There was no way that Mr. Amazing was going to be fast-tracked into a position he wasn't ready for.  I'm a tough manager to work for in that respect.  Heck, Jailbait worked for me for over 2 years before he got his first promotion.  This kid would be quitting before I could get his business cards ordered.

He was a peach compared to the second interview though.  I was lukewarm about interviewing this one, since he had an application that my 5-year old could have written.  You know, attention to detail is very important.  I tend to put my word snobbery aside when it comes to interviews, because not everyone is a writer.  Most of our communication is verbal; so long as you've got great verbal skills, you'll be fine.  Besides, they're working for someone who practically pees herself over the opportunity to proofread.

No, really.  Sometimes that's my proudest moment all day.

"Tell me about a time when you've had a positive influence on the actions of another person."
I guess in church.
"Did you join a youth group, or a counselling group....?"
Yeah, I work with kids.
"Well, that's terrific!  Is there one particular moment that you're proud of?"
There's one kid that we hang out with a couple times a week.  Ball games and movies and stuff.
Every question turned into at least 5 with this guy.  So verbal skills were a big time strike out.

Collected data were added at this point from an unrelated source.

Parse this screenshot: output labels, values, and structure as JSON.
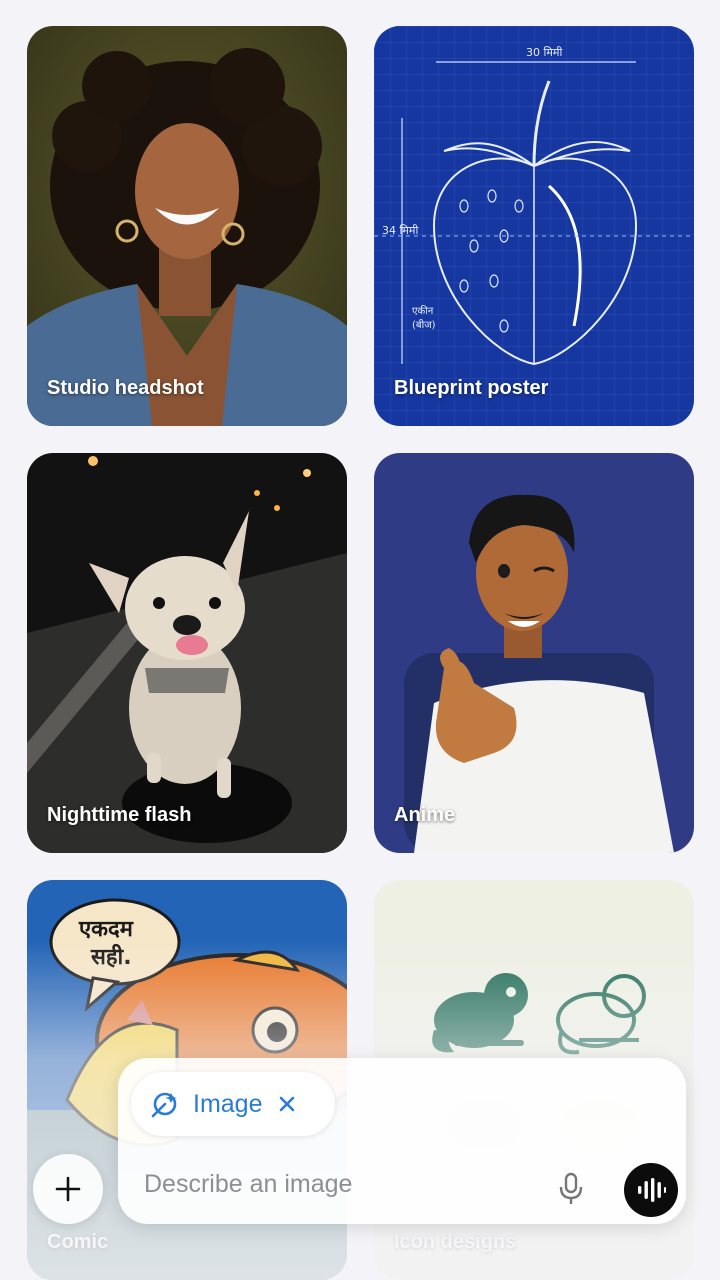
{
  "styles": [
    {
      "label": "Studio headshot"
    },
    {
      "label": "Blueprint poster",
      "dim_top": "30 मिमी",
      "dim_side": "34 मिमी",
      "note_line1": "एकीन",
      "note_line2": "(बीज)"
    },
    {
      "label": "Nighttime flash"
    },
    {
      "label": "Anime"
    },
    {
      "label": "Comic",
      "speech_line1": "एकदम",
      "speech_line2": "सही."
    },
    {
      "label": "Icon designs"
    }
  ],
  "composer": {
    "chip_label": "Image",
    "chip_icon": "image-sparkle-icon",
    "placeholder": "Describe an image",
    "add_icon": "plus-icon",
    "mic_icon": "microphone-icon",
    "voice_icon": "voice-waveform-icon"
  },
  "colors": {
    "accent": "#2a7bd5",
    "background": "#f4f3f7"
  }
}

MisManager and I both agreed on the first guy.  We couldn't give him what he was looking for.  I didn't mind passing on him, though, since he also explained he had his apps in at a couple of different companies.  He will be a good addition to their staff.

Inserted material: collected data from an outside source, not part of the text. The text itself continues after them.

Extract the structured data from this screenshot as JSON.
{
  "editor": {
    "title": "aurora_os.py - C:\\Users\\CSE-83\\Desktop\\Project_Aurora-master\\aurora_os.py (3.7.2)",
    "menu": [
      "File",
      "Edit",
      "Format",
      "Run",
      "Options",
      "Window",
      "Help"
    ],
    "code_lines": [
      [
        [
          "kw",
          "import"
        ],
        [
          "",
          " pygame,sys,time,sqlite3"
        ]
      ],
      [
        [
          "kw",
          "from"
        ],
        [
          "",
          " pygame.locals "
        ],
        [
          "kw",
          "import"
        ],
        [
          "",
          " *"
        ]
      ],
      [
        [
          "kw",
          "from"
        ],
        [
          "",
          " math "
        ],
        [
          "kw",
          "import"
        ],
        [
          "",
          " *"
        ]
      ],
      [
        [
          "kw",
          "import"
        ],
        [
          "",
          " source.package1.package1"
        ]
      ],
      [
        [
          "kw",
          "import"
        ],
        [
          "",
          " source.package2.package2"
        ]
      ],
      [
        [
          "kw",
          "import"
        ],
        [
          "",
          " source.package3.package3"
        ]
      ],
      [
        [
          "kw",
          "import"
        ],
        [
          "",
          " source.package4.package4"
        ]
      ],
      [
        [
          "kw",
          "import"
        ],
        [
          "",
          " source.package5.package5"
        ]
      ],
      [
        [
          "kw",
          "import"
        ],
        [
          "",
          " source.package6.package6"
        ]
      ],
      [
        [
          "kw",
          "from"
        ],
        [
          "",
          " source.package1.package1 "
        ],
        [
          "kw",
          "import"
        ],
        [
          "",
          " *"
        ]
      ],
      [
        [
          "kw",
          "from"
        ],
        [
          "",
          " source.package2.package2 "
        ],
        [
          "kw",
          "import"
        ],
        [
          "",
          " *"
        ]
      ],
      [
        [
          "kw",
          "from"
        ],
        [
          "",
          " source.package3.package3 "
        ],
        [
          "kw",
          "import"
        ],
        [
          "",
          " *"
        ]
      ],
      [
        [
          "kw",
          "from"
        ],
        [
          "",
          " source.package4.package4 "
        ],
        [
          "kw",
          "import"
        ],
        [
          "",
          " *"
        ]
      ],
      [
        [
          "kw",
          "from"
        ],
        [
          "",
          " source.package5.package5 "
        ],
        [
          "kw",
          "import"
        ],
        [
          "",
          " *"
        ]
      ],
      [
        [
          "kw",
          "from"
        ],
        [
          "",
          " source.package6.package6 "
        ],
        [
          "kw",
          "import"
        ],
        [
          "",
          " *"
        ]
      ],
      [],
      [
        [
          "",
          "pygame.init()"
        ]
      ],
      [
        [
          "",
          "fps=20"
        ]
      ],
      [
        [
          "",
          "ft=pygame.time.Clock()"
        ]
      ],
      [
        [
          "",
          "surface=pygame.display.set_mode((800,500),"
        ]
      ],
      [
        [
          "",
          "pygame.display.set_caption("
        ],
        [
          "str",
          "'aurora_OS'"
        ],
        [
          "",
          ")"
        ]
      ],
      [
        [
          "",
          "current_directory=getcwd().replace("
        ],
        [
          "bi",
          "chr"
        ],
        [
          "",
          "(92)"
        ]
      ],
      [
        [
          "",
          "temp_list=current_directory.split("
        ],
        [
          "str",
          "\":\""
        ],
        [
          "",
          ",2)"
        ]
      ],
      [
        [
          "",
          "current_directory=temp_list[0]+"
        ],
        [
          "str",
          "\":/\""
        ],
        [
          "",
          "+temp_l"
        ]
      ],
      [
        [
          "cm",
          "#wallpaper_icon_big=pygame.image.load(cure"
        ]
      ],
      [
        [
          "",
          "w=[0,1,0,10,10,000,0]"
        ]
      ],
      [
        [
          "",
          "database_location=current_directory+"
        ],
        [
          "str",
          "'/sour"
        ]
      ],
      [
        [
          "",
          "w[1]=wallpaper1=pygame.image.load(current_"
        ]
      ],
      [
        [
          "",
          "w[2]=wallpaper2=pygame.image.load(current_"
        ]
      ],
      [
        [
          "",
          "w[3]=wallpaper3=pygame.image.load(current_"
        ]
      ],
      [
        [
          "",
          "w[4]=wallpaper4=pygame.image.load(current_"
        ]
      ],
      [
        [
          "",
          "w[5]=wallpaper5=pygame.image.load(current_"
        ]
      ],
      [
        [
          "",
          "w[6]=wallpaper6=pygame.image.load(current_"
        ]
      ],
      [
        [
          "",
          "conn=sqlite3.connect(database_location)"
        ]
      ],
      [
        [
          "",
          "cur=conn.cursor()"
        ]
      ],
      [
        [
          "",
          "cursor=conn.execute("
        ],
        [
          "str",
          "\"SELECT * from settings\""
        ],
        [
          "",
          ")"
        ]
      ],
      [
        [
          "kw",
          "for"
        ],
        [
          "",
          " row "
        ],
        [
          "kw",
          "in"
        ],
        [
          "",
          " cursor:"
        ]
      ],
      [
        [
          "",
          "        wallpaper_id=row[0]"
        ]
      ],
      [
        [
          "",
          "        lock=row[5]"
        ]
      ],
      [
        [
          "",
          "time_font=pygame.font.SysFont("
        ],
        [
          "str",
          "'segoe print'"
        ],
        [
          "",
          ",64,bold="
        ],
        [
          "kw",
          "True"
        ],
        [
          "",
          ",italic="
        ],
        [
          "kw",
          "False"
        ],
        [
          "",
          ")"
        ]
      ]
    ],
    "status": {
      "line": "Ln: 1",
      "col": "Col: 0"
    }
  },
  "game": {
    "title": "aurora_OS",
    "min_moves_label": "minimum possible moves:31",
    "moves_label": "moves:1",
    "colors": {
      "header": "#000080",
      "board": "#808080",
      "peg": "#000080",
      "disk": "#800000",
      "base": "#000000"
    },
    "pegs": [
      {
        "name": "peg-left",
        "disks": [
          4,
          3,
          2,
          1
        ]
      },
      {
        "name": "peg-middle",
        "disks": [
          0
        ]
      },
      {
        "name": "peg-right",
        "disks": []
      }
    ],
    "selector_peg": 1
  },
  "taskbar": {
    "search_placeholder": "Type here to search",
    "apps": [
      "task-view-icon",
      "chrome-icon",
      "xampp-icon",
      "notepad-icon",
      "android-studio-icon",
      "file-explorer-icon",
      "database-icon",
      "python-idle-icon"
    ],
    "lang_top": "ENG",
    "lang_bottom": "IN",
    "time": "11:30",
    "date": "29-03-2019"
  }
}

I expected that the "after talk" on the second candidate would be a short one.  The kid can't talk, he can't write.  Don't get me wrong, we were treated to a 30-minute air drum solo.  (Yeah, the guy's actually a drummer.  We asked.)  He kept an even rhythm the whole time.  I will give him that.

MisManager: Oh, I thought he was really sweet. I liked him a lot.  
Awesomeness: I have to disagree.  He could barely talk to us.  I think he would be out of his league in a job that required hours of face-to-face contact with clients.
MisManager: Well, he's a lot like Jailbait and you like him!
Awesomeness: I agree that he has the same "quiet" sensibilities, but Jailbait is very well-thought out and actually speaks very eloquently.  This candidate is just not skilled enough in communication to succeed in this position.  The difference between him and Jailbait is that Jailbait has the amazing ability to make the most of the few words he uses; and as for this guy, listening to him talk is painful.  I felt bad for asking him questions. (No really.  It sounds like every word is pulled from his throat with a pair of rusty pliers.)
MisManager: I disagree with you.  He reminds me so much of my son.  He's quiet too, but he's sweet and he has the best sense of humor...

So there it is.  You're getting pissy because I won't hire the kid that reminds you of your son.  Well, lady, if your son interviewed that poorly too, I wouldn't hire him either.  If the guy we had in front of us was a girl, you wouldn't even be considering it.

She's making me sleep on a decision I've already made.